I’ve written about facial massage before in this blog but never about a full body massage. In my mind I divide spa goers into “facial clients” and “massage clients”, and I find that clients really do have preference when it comes to spa services and that they stick to their preference. Rarely do I find that skincare clients get massages and visa versa. Truthfully when it comes to spa services I am a “massage client”. I would be more than happy to get massages daily if I could afford it (and had the time for it).
Recently I came across a fun article in Travel and Leisure magazine called Great Massages in Unusual Places in which the author recounts some of the highs and lows of receiving massages all over the world. I also liked how the article included a history of massages:
History of Massages
Circa 2300 B.C.: Weary Egyptians embrace reflexology enough to depict it on their tombs—perhaps ensuring a foot-rub-filled eternity.
Circa 400 B.C.: Hippocrates, the father of modern medicine, writes about the physiological effects of “rubbing.” Without specifying parts of the anatomy, he concludes that “hard rubbing constricts, soft relaxes, much rubbing thins, and moderate thickens.”
50 B.C.: Julius Caesar gets massages for his neuralgia—he was said to have been “pinched” every day (a practice continued by Italian men on public transportation).
1813: Per Henrik Ling, a Stockholm fencing master and gymnast, is credited with developing modern Swedish massage.
1868: Ling’s place in history is challenged by Johan Georg Mezger, a Dutch practitioner who classifies massage techniques, using terms such as effleurage (stroking) and petrissage (kneading) that nobody on a massage table cares about, so long as it feels good.
1895: J. H. Kellogg promotes “The Art of Massage” from his Battle Creek Sanitarium, in Michigan. Not to mention Corn Flakes.
1922: Reiki, an ancient Tibetan practice, is discovered by Japanese businessman Mikao Usui. He and his disciples, known as Reiki masters, claim healing powers even without touching—their hands hovering over the body like low-flying aircraft.

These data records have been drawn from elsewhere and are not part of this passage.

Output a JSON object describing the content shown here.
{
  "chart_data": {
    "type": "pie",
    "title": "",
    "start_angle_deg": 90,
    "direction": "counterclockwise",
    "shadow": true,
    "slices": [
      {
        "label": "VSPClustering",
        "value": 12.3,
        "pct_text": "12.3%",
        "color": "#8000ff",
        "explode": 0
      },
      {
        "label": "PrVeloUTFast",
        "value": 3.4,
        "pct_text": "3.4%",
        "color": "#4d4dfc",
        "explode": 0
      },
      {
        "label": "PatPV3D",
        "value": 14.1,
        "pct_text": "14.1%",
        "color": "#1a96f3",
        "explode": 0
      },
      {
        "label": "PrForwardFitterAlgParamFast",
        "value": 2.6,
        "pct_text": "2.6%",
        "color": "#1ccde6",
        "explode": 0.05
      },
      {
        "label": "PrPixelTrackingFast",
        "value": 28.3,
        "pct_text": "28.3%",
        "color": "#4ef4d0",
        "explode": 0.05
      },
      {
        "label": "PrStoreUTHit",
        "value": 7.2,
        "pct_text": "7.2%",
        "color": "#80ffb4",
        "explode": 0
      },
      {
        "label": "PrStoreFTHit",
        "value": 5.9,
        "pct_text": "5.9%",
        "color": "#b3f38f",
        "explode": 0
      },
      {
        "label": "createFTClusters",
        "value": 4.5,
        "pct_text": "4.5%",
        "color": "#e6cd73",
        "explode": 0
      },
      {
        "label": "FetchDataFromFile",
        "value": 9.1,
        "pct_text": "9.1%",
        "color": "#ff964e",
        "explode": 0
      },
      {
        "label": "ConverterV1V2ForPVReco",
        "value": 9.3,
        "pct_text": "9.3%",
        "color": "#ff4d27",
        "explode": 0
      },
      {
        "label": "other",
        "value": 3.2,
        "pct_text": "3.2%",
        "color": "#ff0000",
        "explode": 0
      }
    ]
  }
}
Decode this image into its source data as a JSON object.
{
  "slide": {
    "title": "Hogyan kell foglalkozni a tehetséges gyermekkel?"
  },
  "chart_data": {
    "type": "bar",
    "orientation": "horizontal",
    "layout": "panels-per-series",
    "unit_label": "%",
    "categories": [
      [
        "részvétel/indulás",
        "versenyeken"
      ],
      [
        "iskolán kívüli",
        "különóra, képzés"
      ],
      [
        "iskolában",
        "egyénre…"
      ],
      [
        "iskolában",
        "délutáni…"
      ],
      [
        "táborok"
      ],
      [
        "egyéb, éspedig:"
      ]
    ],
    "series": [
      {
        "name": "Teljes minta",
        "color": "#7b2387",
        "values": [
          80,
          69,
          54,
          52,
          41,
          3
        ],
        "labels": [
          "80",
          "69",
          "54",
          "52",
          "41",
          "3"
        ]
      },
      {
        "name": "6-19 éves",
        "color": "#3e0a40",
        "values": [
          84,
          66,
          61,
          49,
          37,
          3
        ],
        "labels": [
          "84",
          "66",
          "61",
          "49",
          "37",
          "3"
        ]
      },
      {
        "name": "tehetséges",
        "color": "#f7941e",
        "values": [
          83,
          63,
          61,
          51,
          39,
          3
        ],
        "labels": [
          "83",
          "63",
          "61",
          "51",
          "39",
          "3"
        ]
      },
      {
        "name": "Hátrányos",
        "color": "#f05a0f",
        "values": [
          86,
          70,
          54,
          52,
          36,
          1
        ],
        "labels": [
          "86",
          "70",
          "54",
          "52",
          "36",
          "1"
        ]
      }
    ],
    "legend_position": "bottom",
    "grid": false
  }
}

1928: A French chemist, René-Maurice Gattefossé, uses lavender oil to heal his burned hand. Aromatherapy is born, and forever after “aromatherapy massage” costs more.
Today: Ashram-style austerity is back, with the rise of detox and weight-loss spas and even “bikini boot camp” programs. What does it mean for sybarites? You now have to earn your end-of-day massage.
There are so many different types of massages that one can receive. If you want to dip your toe in the water (pun intended) and have never had a massage before try reflexology since the only part of your body the massage therapist will be touching is your feet. Finding the right massage therapist for you might take a bit of trial and error (and a few bad massages), but once you find that right therapist you’ll be delighted (and more relaxed). My personal favorite kind of massage is a Thai massage which involves the therapist using their body to manipulate your body; you remain fully clothed and the work is done on mats on the floor of the massage room. This is a very different type of massage if you have only had European type of massages in the past, but I highly recommend it if you’ve never tried one before.